SELECT job_list.job_name, relation.comments
FROM tablesite
  INNER JOIN relation
    ON tablesite.id_user=relation.user_id
  INNER JOIN job_list
    ON relation.job_id=job_list.job_id
WHERE $field LIKE '%".$value."%' AND id_user = ?;";

$stmt = $conn->prepare($sql_clientName);
$stmt->execute();
$output = $stmt->get_result();
$stmt->close();

// Go through all clients and print them out
echo "
<table width='900px'>
<tr>
    <td>نام</td><td>نام خانوادگی</td><td>تلفن</td><td>مشاغل</td>
</tr>
";

while ($row = $output->fetch_array(MYSQLI_ASSOC))
{
    echo "
    <tr>
        <td>" . $row['name'] . "</td><td>" . $row['family'] . "</td><td>" . $row['phone_number'] . "</td>
    ";

    // We call statement once
    $stmt1 = $conn->prepare($sql_clientJob);
    $stmt1->bind_param("i", $row['id_user']);
    $stmt1->execute();
    $output1 = $stmt1->get_result();

    // Fetch the job name belong to the client
    echo "<td>";
    while ($row1 = $output1->fetch_array(MYSQLI_ASSOC))
    {
        echo $row1['job_name'] . ", ";
    }
    echo "</td>";

    echo '</tr>';
}
echo "</table>";
$stmt1->close();
}
?>

</fieldset>

So when I'm trying to get information, page give me null. thanks for your help.

Answer 1

This is because your submit button name and in your $_POST has different name:

<input type="submit" name="search_user_hasjob" value="جستجو"/>

$_POST has not the same submit button name:

if (isset($_POST['search_user_job_hasjob']))

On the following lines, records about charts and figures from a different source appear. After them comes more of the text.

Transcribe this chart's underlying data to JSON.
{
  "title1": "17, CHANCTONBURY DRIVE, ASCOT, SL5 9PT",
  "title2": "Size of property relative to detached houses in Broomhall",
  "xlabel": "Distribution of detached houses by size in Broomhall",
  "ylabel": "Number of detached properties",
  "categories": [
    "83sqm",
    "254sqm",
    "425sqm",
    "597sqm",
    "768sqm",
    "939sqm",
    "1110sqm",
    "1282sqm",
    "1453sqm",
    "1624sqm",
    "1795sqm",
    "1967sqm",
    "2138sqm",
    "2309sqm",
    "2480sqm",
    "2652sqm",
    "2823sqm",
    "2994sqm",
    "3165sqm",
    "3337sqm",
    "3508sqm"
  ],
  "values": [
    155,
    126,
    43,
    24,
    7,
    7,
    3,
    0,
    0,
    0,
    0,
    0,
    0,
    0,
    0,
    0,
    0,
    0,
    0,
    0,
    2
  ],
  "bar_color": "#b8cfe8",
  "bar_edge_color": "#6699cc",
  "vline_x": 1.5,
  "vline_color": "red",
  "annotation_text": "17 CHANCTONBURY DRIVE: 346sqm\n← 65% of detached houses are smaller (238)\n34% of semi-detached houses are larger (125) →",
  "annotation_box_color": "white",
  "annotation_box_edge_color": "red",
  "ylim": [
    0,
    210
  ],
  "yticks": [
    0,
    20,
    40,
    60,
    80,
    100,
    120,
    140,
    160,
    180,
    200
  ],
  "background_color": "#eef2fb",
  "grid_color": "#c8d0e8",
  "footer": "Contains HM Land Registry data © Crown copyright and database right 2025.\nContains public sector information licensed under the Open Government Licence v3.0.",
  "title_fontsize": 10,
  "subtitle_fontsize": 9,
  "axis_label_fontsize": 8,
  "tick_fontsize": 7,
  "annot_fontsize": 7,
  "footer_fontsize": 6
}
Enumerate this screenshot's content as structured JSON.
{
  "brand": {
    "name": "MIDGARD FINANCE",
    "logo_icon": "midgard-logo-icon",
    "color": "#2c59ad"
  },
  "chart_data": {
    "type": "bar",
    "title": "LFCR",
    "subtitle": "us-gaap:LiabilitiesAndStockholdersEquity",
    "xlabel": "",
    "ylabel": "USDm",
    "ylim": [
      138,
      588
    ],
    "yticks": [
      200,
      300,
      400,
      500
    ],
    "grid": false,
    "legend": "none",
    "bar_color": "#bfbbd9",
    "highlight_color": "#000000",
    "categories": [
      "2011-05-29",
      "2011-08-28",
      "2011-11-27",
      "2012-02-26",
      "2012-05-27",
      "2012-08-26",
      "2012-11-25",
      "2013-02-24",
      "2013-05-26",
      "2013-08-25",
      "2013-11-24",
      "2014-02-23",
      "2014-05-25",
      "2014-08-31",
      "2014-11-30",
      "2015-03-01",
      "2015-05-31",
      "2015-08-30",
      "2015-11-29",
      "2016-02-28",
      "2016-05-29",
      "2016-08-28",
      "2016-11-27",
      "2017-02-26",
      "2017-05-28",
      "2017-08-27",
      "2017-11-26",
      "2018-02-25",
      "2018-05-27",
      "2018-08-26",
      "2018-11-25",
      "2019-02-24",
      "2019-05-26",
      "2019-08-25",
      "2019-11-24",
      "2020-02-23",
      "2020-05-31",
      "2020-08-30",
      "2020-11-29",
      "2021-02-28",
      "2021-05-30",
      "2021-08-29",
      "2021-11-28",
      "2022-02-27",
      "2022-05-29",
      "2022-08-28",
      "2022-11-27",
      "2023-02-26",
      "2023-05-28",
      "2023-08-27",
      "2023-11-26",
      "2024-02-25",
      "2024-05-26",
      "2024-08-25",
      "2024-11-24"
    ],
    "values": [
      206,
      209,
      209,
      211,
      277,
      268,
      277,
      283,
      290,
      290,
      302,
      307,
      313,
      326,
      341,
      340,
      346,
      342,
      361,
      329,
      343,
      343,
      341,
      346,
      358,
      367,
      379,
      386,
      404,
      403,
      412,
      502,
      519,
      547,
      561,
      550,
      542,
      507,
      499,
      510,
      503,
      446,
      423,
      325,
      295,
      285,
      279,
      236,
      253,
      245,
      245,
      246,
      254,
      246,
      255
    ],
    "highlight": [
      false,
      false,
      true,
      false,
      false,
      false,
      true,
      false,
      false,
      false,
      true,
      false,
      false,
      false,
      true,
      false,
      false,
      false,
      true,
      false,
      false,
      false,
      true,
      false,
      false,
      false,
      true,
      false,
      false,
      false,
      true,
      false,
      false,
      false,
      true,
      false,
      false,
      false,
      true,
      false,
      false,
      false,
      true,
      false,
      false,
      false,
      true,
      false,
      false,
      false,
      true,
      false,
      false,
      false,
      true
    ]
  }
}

This mean your condition does never accept the form submitting and won't return any search results, try to correct it so both has same name like

if (isset($_POST['search_user_hasjob']))

It should work

---

Addition
Regarding problem in comments from OP with Fatal error: Call to a member function close().

This is because you have $stmt1->close(); out of while loop curly braces { }, what you need to do is to move the $stmt1->close(); inside while loop like this:

....
$output1 = $stmt1->get_result();
$stmt1->close();
....etc

This should help with out digging deep in code analysis.